Australasian Agencies Now Have Additional Protection Against Unauthorised Data Access

Government data and asset managers in Australia and New Zealand can now confidently use Blancco Drive Eraser (BDE) to sanitise end-of-life data from loose hard disk drives and solid-state drives, as well as those in PCs, laptops and servers.

In June of 2020, the Australasian Certification Authority (ACA) awarded BDE 6.9.1 Common Criteria (CC) certification via its Australasian Information Security Evaluation Program (AISEP).
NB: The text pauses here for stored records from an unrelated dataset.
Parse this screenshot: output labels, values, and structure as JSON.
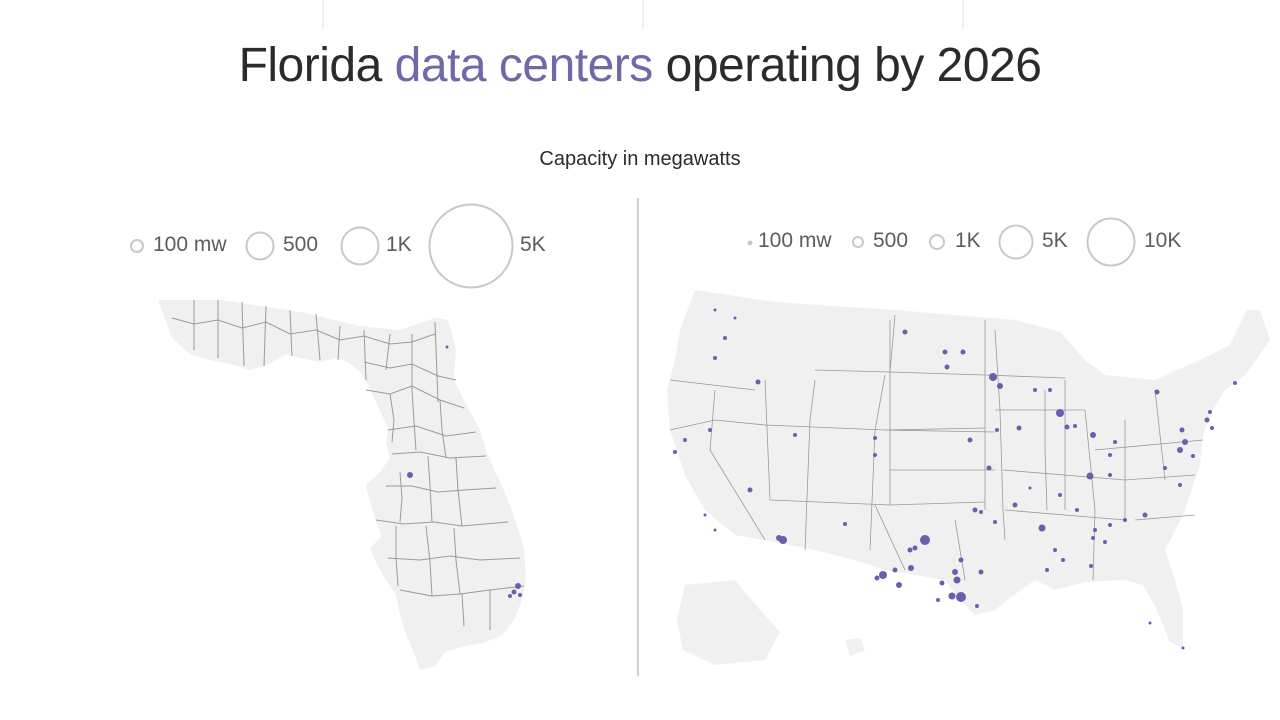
{
  "title": {
    "part1": "Florida ",
    "highlight": "data centers",
    "part2": " operating by 2026"
  },
  "subtitle": "Capacity in megawatts",
  "colors": {
    "accent": "#6f6aa7",
    "dot": "#6860ad",
    "land": "#f0f0f0",
    "border": "#9a9a9a",
    "legend_circle": "#c8c8c8"
  },
  "legend_florida": [
    "100 mw",
    "500",
    "1K",
    "5K"
  ],
  "legend_us": [
    "100 mw",
    "500",
    "1K",
    "5K",
    "10K"
  ]
}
This assures government users that Blancco Drive Eraser has met evaluation criteria recognised by all members of the Common Criteria Recognition Arrangement (CCRA), including Australia and New Zealand.
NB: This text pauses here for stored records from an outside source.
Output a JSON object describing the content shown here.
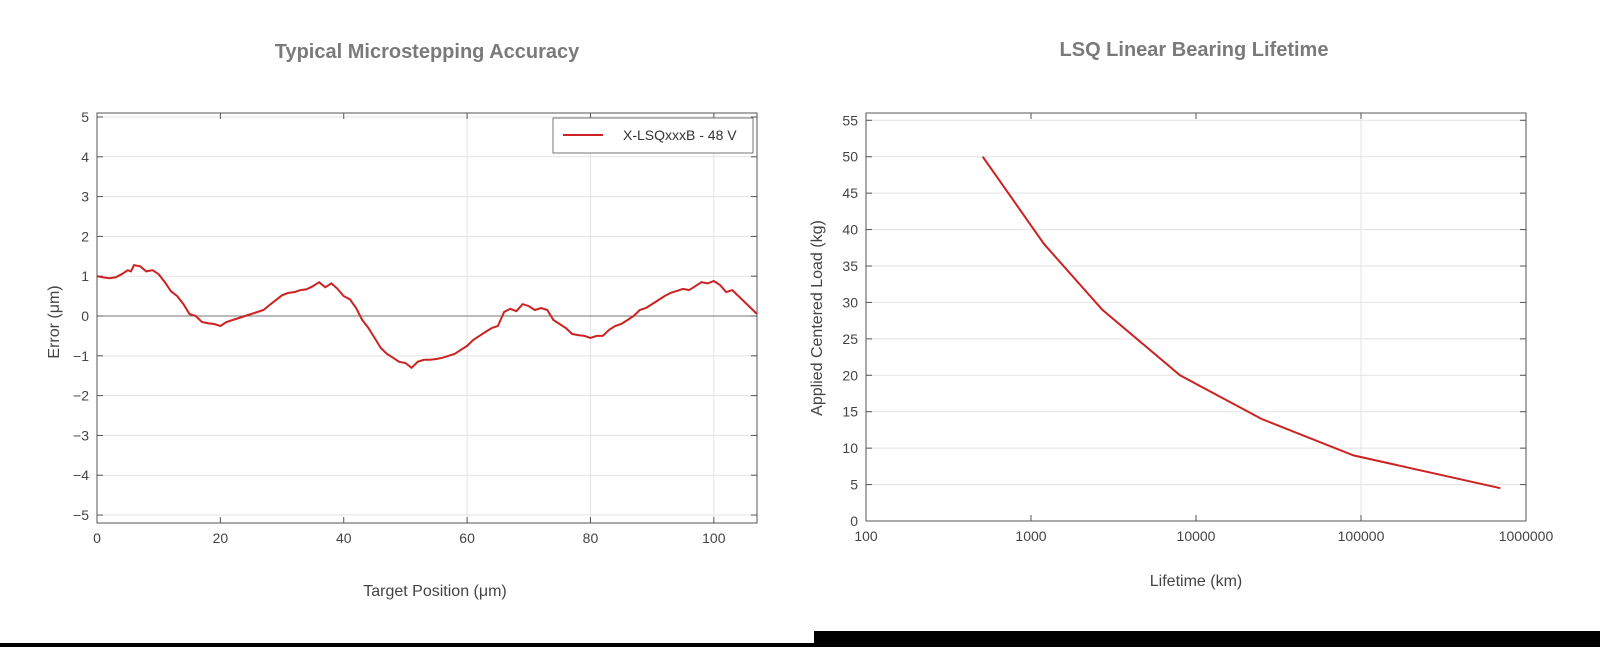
{
  "chart_data": [
    {
      "type": "line",
      "title": "Typical Microstepping Accuracy",
      "xlabel": "Target Position (μm)",
      "ylabel": "Error (μm)",
      "xlim": [
        0,
        107
      ],
      "ylim": [
        -5.2,
        5.1
      ],
      "xticks": [
        0,
        20,
        40,
        60,
        80,
        100
      ],
      "yticks": [
        5,
        4,
        3,
        2,
        1,
        0,
        -1,
        -2,
        -3,
        -4,
        -5
      ],
      "xtick_labels": [
        "0",
        "20",
        "40",
        "60",
        "80",
        "100"
      ],
      "ytick_labels": [
        "5",
        "4",
        "3",
        "2",
        "1",
        "0",
        "−1",
        "−2",
        "−3",
        "−4",
        "−5"
      ],
      "vgrid": [
        60,
        80,
        100
      ],
      "hgrid": [
        -5,
        -4,
        -3,
        -2,
        -1,
        1,
        2,
        3,
        4,
        5
      ],
      "zero_line": true,
      "legend_position": "top-right",
      "series": [
        {
          "name": "X-LSQxxxB - 48 V",
          "color": "#cc2222",
          "x": [
            0,
            1,
            2,
            3,
            4,
            5,
            5.5,
            6,
            7,
            8,
            9,
            10,
            11,
            12,
            13,
            14,
            15,
            16,
            17,
            18,
            19,
            20,
            21,
            22,
            23,
            24,
            25,
            26,
            27,
            28,
            29,
            30,
            31,
            32,
            33,
            34,
            35,
            36,
            37,
            38,
            39,
            40,
            41,
            42,
            43,
            44,
            45,
            46,
            47,
            48,
            49,
            50,
            51,
            52,
            53,
            54,
            55,
            56,
            57,
            58,
            59,
            60,
            61,
            62,
            63,
            64,
            65,
            66,
            67,
            68,
            69,
            70,
            71,
            72,
            73,
            74,
            75,
            76,
            77,
            78,
            79,
            80,
            81,
            82,
            83,
            84,
            85,
            86,
            87,
            88,
            89,
            90,
            91,
            92,
            93,
            94,
            95,
            96,
            97,
            98,
            99,
            100,
            101,
            102,
            103,
            104,
            105,
            106,
            107
          ],
          "y": [
            1.0,
            0.97,
            0.95,
            0.97,
            1.05,
            1.15,
            1.12,
            1.28,
            1.25,
            1.12,
            1.15,
            1.05,
            0.85,
            0.62,
            0.5,
            0.3,
            0.05,
            0.0,
            -0.15,
            -0.18,
            -0.2,
            -0.25,
            -0.15,
            -0.1,
            -0.05,
            0.0,
            0.05,
            0.1,
            0.15,
            0.28,
            0.4,
            0.52,
            0.58,
            0.6,
            0.65,
            0.67,
            0.75,
            0.85,
            0.72,
            0.82,
            0.68,
            0.5,
            0.42,
            0.2,
            -0.1,
            -0.3,
            -0.55,
            -0.8,
            -0.95,
            -1.05,
            -1.15,
            -1.18,
            -1.3,
            -1.15,
            -1.1,
            -1.1,
            -1.08,
            -1.05,
            -1.0,
            -0.95,
            -0.85,
            -0.75,
            -0.6,
            -0.5,
            -0.4,
            -0.3,
            -0.25,
            0.1,
            0.18,
            0.12,
            0.3,
            0.25,
            0.15,
            0.2,
            0.15,
            -0.1,
            -0.2,
            -0.3,
            -0.45,
            -0.48,
            -0.5,
            -0.55,
            -0.5,
            -0.5,
            -0.35,
            -0.25,
            -0.2,
            -0.1,
            0.0,
            0.15,
            0.2,
            0.3,
            0.4,
            0.5,
            0.58,
            0.63,
            0.68,
            0.65,
            0.75,
            0.85,
            0.82,
            0.88,
            0.78,
            0.6,
            0.65,
            0.5,
            0.35,
            0.2,
            0.05
          ]
        }
      ]
    },
    {
      "type": "line",
      "title": "LSQ Linear Bearing Lifetime",
      "xlabel": "Lifetime (km)",
      "ylabel": "Applied Centered Load (kg)",
      "x_scale": "log",
      "xlim": [
        100,
        1000000
      ],
      "ylim": [
        0,
        56
      ],
      "xticks": [
        100,
        1000,
        10000,
        100000,
        1000000
      ],
      "yticks": [
        0,
        5,
        10,
        15,
        20,
        25,
        30,
        35,
        40,
        45,
        50,
        55
      ],
      "xtick_labels": [
        "100",
        "1000",
        "10000",
        "100000",
        "1000000"
      ],
      "ytick_labels": [
        "0",
        "5",
        "10",
        "15",
        "20",
        "25",
        "30",
        "35",
        "40",
        "45",
        "50",
        "55"
      ],
      "vgrid": [
        100000
      ],
      "hgrid": [
        5,
        10,
        15,
        20,
        25,
        30,
        35,
        40,
        45,
        50,
        55
      ],
      "series": [
        {
          "color": "#cc2222",
          "x": [
            510,
            1200,
            2700,
            8000,
            25000,
            90000,
            700000
          ],
          "y": [
            50,
            38,
            29,
            20,
            14,
            9,
            4.5
          ]
        }
      ]
    }
  ]
}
This is good news for agencies that adhere to data sanitisation requirements within

• the Australian Government Information Security Manual (ISM),
• the Australian Privacy Principles guidelines (APP) 11.2,
• the New Zealand Information Security Manual (NZISM),
• the New Zealand Privacy Act (1993) and
• other mandates regarding data erasure, such as the GDPR’s data minimisation and “right to be forgotten” articles.

The Common Criteria certificate is valid for five years from the award date unless it is renewed.
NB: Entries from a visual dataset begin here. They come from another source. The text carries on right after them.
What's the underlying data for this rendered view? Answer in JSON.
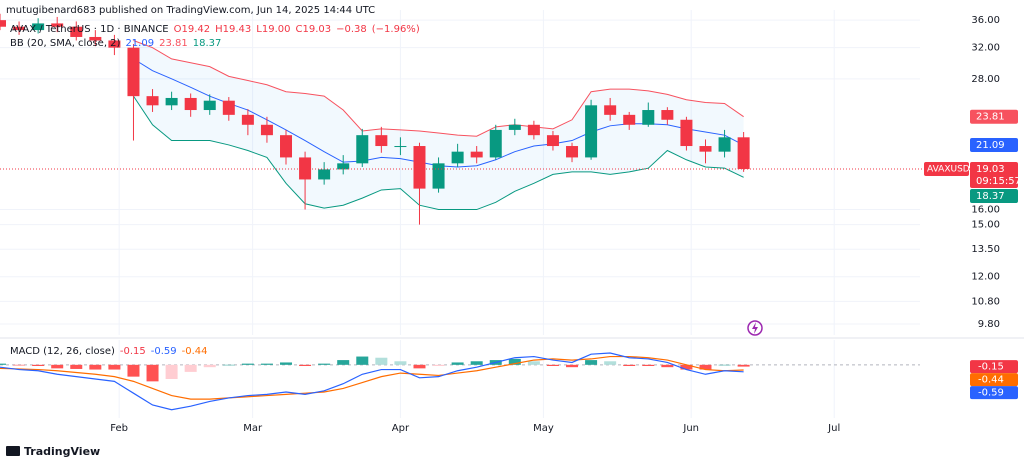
{
  "chart_data": {
    "type": "candlestick",
    "title": "mutugibenard683 published on TradingView.com, Jun 14, 2025 14:44 UTC",
    "symbol": "AVAX / TetherUS · 1D · BINANCE",
    "legend_values": [
      {
        "value": 19.42,
        "label": "O19.42"
      },
      {
        "value": 19.43,
        "label": "H19.43"
      },
      {
        "value": 19.0,
        "label": "L19.00"
      },
      {
        "value": 19.03,
        "label": "C19.03"
      },
      {
        "value": -0.38,
        "label": "−0.38"
      },
      {
        "value": -1.96,
        "label": "(−1.96%)"
      }
    ],
    "annotations": [
      "AVAXUSDT",
      "09:15:57"
    ],
    "footer": "TradingView",
    "log_scale": true,
    "grid": true,
    "up_color": "#089981",
    "down_color": "#f23645",
    "xlim": [
      0,
      193
    ],
    "xticks": [
      {
        "value": 25,
        "label": "Feb"
      },
      {
        "value": 53,
        "label": "Mar"
      },
      {
        "value": 84,
        "label": "Apr"
      },
      {
        "value": 114,
        "label": "May"
      },
      {
        "value": 145,
        "label": "Jun"
      },
      {
        "value": 175,
        "label": "Jul"
      }
    ],
    "ylim": [
      9.35,
      37.6
    ],
    "yticks": [
      {
        "value": 36,
        "label": "36.00"
      },
      {
        "value": 32,
        "label": "32.00"
      },
      {
        "value": 28,
        "label": "28.00"
      },
      {
        "value": 16,
        "label": "16.00"
      },
      {
        "value": 15,
        "label": "15.00"
      },
      {
        "value": 13.5,
        "label": "13.50"
      },
      {
        "value": 12,
        "label": "12.00"
      },
      {
        "value": 10.8,
        "label": "10.80"
      },
      {
        "value": 9.8,
        "label": "9.80"
      }
    ],
    "x": [
      0,
      4,
      8,
      12,
      16,
      20,
      24,
      28,
      32,
      36,
      40,
      44,
      48,
      52,
      56,
      60,
      64,
      68,
      72,
      76,
      80,
      84,
      88,
      92,
      96,
      100,
      104,
      108,
      112,
      116,
      120,
      124,
      128,
      132,
      136,
      140,
      144,
      148,
      152,
      156
    ],
    "open": [
      36,
      35,
      34.5,
      35.5,
      35,
      33.5,
      33,
      32,
      26,
      25,
      25.8,
      24.5,
      25.5,
      24,
      23,
      22,
      20,
      18.2,
      19,
      19.5,
      22,
      21,
      21,
      17.5,
      19.5,
      20.5,
      20,
      22.5,
      23,
      22,
      21,
      20,
      25,
      24,
      23,
      24.5,
      23.5,
      21,
      20.5,
      21.8
    ],
    "high": [
      37,
      35.8,
      36.3,
      36.5,
      35.8,
      34.5,
      33.8,
      32.5,
      26.8,
      26.5,
      26.3,
      26.2,
      25.9,
      24.6,
      23.8,
      22.5,
      20.5,
      19.6,
      20.2,
      22.6,
      22.8,
      21.8,
      21.3,
      20,
      21.2,
      21,
      23,
      23.6,
      23.4,
      22.4,
      21.3,
      25.6,
      25.8,
      24.3,
      25.3,
      24.8,
      23.8,
      21.6,
      22.5,
      22.3
    ],
    "low": [
      34.5,
      33.8,
      34,
      34.2,
      33,
      32.2,
      31,
      21.5,
      24.3,
      24.5,
      23.8,
      24,
      23.4,
      22,
      21.3,
      19.4,
      16,
      17.8,
      18.6,
      19.2,
      20.4,
      20.2,
      15,
      17.2,
      19.2,
      19.5,
      19.8,
      22,
      21.6,
      20.6,
      19.6,
      19.8,
      23.4,
      22.5,
      22.8,
      23,
      20.6,
      19.5,
      20,
      18.8
    ],
    "close": [
      35,
      34.5,
      35.5,
      35,
      33.5,
      33,
      32,
      26,
      25,
      25.8,
      24.5,
      25.5,
      24,
      23,
      22,
      20,
      18.2,
      19,
      19.5,
      22,
      21,
      21,
      17.5,
      19.5,
      20.5,
      20,
      22.5,
      23,
      22,
      21,
      20,
      25,
      24,
      23,
      24.5,
      23.5,
      21,
      20.5,
      21.8,
      19.03
    ],
    "bands": {
      "name": "BB (20, SMA, close, 2)",
      "upper_color": "#f7525f",
      "basis_color": "#2962ff",
      "lower_color": "#089981",
      "upper": [
        null,
        null,
        null,
        null,
        null,
        null,
        null,
        33,
        32,
        30.5,
        30,
        29.5,
        28.3,
        27.8,
        27.3,
        26.5,
        26.3,
        26,
        24.5,
        22.4,
        22.6,
        22.5,
        22.4,
        22.2,
        22,
        21.9,
        22.8,
        23,
        22.8,
        22.6,
        23.5,
        26.5,
        26.8,
        26.8,
        26.6,
        26.2,
        25.6,
        25.3,
        25.2,
        23.81
      ],
      "basis": [
        null,
        null,
        null,
        null,
        null,
        null,
        null,
        30.5,
        29,
        28,
        27,
        26,
        25.2,
        24.5,
        23.5,
        22.5,
        21.5,
        20.5,
        19.6,
        19.7,
        20,
        19.9,
        19.6,
        19.3,
        19.2,
        19.3,
        19.8,
        20.5,
        21,
        21.2,
        21.5,
        22.3,
        22.9,
        23.1,
        23.1,
        23,
        22.6,
        22.3,
        22,
        21.09
      ],
      "lower": [
        null,
        null,
        null,
        null,
        null,
        null,
        null,
        26,
        23,
        21.5,
        21.5,
        21.5,
        21.1,
        20.6,
        20,
        17.9,
        16.4,
        16.1,
        16.3,
        16.8,
        17.4,
        17.5,
        16.3,
        16,
        16,
        16,
        16.5,
        17.3,
        17.9,
        18.6,
        18.8,
        18.8,
        18.6,
        18.8,
        19.1,
        20.6,
        19.8,
        19.2,
        19.1,
        18.37
      ]
    },
    "macd": {
      "name": "MACD (12, 26, close)",
      "ylim": [
        -4.5,
        2.1
      ],
      "histogram_color": "#f23645",
      "macd_color": "#2962ff",
      "signal_color": "#ff6d00",
      "histogram": [
        0.1,
        -0.05,
        -0.1,
        -0.3,
        -0.35,
        -0.4,
        -0.4,
        -1.0,
        -1.4,
        -1.2,
        -0.6,
        -0.2,
        0,
        0.1,
        0.1,
        0.2,
        -0.1,
        0.1,
        0.4,
        0.7,
        0.6,
        0.3,
        -0.3,
        -0.1,
        0.2,
        0.3,
        0.4,
        0.5,
        0.3,
        -0.1,
        -0.2,
        0.4,
        0.3,
        -0.1,
        -0.1,
        -0.2,
        -0.4,
        -0.4,
        0,
        -0.15
      ],
      "macd": [
        -0.2,
        -0.4,
        -0.5,
        -0.8,
        -1.0,
        -1.2,
        -1.4,
        -2.4,
        -3.4,
        -3.8,
        -3.5,
        -3.1,
        -2.8,
        -2.6,
        -2.5,
        -2.3,
        -2.5,
        -2.2,
        -1.6,
        -0.8,
        -0.4,
        -0.4,
        -1.1,
        -1.0,
        -0.5,
        -0.2,
        0.2,
        0.6,
        0.7,
        0.4,
        0.2,
        0.9,
        1.0,
        0.6,
        0.5,
        0.2,
        -0.4,
        -0.8,
        -0.5,
        -0.59
      ],
      "signal": [
        -0.3,
        -0.35,
        -0.4,
        -0.5,
        -0.65,
        -0.8,
        -1.0,
        -1.4,
        -2.0,
        -2.6,
        -2.9,
        -2.9,
        -2.8,
        -2.7,
        -2.6,
        -2.5,
        -2.4,
        -2.3,
        -2.0,
        -1.5,
        -1.0,
        -0.7,
        -0.8,
        -0.9,
        -0.7,
        -0.5,
        -0.2,
        0.1,
        0.4,
        0.5,
        0.4,
        0.5,
        0.7,
        0.7,
        0.6,
        0.4,
        0.0,
        -0.4,
        -0.5,
        -0.44
      ]
    }
  }
}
Common Criteria Certification and the EPL

In the past, the Australian Cyber Security Centre (ACSC) posted CC-certified products on its Evaluated Products List (EPL). Recently, however, the ACSC decided to list AISEP’s Common Criteria-certified products only on the Common Criteria Portal’s Certified Products List (CPL). This decision provides a ‘single point of truth’ for ACSC CC-certified products and affirms government use of CPL products.